Hadoop, mail # general - Transfer blocks from one datanode to another

Adrian 2012-09-06, 09:42
Re: Transfer blocks from one datanode to another
Harsh J 2012-09-06, 13:05

Please do not use the general@ lists for development/usage questions.
This list is meant for project-level discussions alone. Thanks! :)
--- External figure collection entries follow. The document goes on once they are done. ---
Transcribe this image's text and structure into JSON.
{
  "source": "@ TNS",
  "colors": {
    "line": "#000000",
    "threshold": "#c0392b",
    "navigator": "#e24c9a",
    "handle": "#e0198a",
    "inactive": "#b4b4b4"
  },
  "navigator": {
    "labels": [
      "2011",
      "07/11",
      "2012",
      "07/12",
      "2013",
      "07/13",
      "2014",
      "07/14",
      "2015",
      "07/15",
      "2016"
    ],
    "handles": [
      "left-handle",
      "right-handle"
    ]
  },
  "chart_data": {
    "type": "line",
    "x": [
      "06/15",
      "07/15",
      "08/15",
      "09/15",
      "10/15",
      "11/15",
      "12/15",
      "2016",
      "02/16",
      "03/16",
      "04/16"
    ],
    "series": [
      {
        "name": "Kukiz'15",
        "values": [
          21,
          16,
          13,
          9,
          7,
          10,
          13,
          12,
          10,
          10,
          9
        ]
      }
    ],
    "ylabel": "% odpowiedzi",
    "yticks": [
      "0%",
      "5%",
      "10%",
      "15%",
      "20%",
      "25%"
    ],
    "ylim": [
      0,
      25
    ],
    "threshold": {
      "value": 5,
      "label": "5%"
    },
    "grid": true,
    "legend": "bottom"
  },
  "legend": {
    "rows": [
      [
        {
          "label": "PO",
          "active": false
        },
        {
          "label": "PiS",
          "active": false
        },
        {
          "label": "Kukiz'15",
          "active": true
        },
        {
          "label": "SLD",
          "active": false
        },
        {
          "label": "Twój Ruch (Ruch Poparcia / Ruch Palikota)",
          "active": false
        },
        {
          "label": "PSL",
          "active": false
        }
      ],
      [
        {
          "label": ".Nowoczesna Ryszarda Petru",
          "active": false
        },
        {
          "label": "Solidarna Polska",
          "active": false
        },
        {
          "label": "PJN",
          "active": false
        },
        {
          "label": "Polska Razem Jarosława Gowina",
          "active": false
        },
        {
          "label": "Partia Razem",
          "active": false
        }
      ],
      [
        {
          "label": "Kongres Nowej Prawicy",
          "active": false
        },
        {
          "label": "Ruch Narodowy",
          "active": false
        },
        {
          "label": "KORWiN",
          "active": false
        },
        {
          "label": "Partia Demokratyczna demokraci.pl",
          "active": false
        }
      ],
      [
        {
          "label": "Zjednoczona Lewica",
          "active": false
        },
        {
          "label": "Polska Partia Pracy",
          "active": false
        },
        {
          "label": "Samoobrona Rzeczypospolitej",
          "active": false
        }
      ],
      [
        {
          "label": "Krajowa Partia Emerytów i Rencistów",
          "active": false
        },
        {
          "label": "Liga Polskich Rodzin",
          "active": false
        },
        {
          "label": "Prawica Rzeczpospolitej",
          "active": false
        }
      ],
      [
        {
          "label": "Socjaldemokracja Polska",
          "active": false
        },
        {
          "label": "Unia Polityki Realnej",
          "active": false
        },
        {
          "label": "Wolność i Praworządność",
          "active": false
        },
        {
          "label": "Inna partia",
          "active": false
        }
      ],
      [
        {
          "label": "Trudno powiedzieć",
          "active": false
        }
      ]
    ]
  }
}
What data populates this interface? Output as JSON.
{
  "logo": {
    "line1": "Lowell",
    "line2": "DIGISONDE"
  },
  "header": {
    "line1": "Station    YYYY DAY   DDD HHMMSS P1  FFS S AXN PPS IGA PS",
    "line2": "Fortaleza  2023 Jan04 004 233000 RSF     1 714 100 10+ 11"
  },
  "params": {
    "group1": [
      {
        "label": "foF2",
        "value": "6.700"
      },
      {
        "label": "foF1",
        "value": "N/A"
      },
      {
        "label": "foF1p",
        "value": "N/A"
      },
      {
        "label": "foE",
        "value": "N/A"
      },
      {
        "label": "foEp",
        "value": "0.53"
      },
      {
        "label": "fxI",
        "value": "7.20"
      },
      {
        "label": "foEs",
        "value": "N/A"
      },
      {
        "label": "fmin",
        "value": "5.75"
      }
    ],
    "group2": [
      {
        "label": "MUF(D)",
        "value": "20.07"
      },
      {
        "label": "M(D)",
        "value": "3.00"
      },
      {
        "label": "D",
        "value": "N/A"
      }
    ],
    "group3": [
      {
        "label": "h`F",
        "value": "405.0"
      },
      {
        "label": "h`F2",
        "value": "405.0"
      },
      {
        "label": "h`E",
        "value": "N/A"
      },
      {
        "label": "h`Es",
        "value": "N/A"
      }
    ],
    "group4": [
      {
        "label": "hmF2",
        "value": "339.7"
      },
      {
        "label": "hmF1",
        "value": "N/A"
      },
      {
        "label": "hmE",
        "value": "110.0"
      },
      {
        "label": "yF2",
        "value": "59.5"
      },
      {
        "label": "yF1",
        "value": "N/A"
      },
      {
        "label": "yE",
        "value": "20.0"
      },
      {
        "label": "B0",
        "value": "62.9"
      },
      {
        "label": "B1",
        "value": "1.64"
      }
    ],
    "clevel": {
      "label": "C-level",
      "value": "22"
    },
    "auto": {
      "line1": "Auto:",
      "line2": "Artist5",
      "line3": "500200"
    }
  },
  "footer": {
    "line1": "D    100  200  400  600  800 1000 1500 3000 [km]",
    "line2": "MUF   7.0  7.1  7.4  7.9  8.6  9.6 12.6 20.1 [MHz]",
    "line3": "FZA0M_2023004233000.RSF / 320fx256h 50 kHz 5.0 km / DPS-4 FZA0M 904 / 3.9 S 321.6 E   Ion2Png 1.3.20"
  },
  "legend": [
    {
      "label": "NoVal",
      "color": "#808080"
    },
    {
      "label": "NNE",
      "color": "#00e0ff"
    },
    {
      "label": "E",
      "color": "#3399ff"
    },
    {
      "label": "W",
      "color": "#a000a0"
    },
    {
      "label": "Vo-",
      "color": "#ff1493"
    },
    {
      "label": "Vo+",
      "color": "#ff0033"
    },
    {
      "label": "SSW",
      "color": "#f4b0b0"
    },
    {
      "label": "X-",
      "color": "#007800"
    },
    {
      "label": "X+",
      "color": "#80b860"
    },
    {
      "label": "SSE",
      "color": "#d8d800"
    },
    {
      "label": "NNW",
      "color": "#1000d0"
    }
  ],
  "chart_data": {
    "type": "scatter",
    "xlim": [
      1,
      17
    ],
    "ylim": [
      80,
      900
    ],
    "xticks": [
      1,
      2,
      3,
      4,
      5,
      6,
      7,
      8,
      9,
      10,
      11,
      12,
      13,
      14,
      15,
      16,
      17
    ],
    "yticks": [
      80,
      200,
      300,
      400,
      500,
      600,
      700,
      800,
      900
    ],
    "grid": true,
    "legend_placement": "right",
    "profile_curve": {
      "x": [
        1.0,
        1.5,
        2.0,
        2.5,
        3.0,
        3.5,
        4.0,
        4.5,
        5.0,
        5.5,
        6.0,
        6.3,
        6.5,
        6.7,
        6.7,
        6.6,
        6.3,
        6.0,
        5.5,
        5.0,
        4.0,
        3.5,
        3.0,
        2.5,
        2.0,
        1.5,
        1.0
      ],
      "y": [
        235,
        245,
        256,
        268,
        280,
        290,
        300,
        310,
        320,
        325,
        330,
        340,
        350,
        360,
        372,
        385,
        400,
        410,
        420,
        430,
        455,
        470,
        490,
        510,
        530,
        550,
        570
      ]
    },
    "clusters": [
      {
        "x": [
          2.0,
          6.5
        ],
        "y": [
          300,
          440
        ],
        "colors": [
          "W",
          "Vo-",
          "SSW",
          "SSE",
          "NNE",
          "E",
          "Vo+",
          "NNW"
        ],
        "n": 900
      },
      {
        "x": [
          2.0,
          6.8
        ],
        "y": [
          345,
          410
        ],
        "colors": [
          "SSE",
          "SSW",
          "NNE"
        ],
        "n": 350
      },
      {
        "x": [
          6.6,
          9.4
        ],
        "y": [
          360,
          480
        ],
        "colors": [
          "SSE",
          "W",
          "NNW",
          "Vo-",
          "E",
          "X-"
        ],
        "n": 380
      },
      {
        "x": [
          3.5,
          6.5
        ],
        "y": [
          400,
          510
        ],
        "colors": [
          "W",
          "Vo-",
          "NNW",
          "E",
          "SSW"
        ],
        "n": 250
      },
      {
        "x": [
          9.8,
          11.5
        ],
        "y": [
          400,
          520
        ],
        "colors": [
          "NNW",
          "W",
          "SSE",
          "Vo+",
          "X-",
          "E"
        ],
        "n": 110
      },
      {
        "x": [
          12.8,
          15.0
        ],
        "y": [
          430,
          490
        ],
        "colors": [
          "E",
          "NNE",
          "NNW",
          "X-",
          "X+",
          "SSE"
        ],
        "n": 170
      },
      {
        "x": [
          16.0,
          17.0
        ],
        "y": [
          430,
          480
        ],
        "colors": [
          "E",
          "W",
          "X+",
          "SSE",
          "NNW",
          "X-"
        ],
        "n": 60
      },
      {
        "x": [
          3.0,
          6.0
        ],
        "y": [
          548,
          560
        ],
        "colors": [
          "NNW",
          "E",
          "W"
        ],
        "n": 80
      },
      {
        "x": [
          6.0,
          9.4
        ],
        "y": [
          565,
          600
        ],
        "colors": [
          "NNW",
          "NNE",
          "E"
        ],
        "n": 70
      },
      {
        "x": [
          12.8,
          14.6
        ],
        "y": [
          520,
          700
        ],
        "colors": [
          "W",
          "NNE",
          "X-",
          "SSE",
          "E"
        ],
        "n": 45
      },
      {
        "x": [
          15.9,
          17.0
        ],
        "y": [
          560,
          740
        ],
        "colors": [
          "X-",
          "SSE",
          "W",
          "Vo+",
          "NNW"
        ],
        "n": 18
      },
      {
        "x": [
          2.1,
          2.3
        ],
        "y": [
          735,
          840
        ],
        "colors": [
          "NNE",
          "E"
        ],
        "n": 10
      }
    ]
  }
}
I've moved this mail to [EMAIL PROTECTED]. When replying,
please instead use this list, going forward.

My reply inline:

On Thu, Sep 6, 2012 at 3:12 PM, Adrian (Xinyu) Liu <[EMAIL PROTECTED]> wrote:
> Hi All,
> Nowadays, I am working with HDFS and implementing some functionalities base on HDFS API.
> As I knew, one specific file is divided into several blocks and distributed into different datanode with certain replication numbers.
> And I want to find out a series of HDFS API which can meet the following requirement:
> 1.       Given a specific filename and related information that already uploaded into the HDFS, retrieve: how many blocks are there,
> each datanode contain which blocks, etc.

This isn't possible to get if you're using simple Public APIs.

The FileSystem#getFileBlockLocations will tell you what hosts are
carrying the blocks of a file (a list of hosts for each block in the
file). See http://hadoop.apache.org/common/docs/current/api/org/apache/hadoop/fs/FileSystem.html#getFileBlockLocations(org.apache.hadoop.fs.Path,%20long,%20long)

For the list of block IDs, you'd have to pull from a DFSClient
instance, which calls the (NameNode-side) ClientProtocol's
getBlockLocations(…) method call. See the interface at

> 2.       Given a specific filename, source datanode, specific block id, destination datanode and related information to transfer the block
> from source node to destination node.

This needs to be done via the DataTransferProtocol, and its specific
method of replaceBlock(…). See the interface at

> I've read several materials and API reference about HDFS and can't find appropriate ones, the objective of this mail is to make sure
> if such  API existed, and if so, what are they (especially the second one, transfer a specific block of a specific file from a certain datanode to another)
> There is a tool called Balancer already existed in HDFS package, I am reading the source code, but it's too intricate to track the line, can anyone help me?

In the Balancer sources, see the final replaceBlock(…) call made at
L376 at http://svn.apache.org/viewvc/hadoop/common/branches/branch-2/hadoop-hdfs-project/hadoop-hdfs/src/main/java/org/apache/hadoop/hdfs/server/balancer/Balancer.java?view=markup,
and then trace backwards from that point to see how its built up till
that point.

Feel free to send across any more questions you have!

Harsh J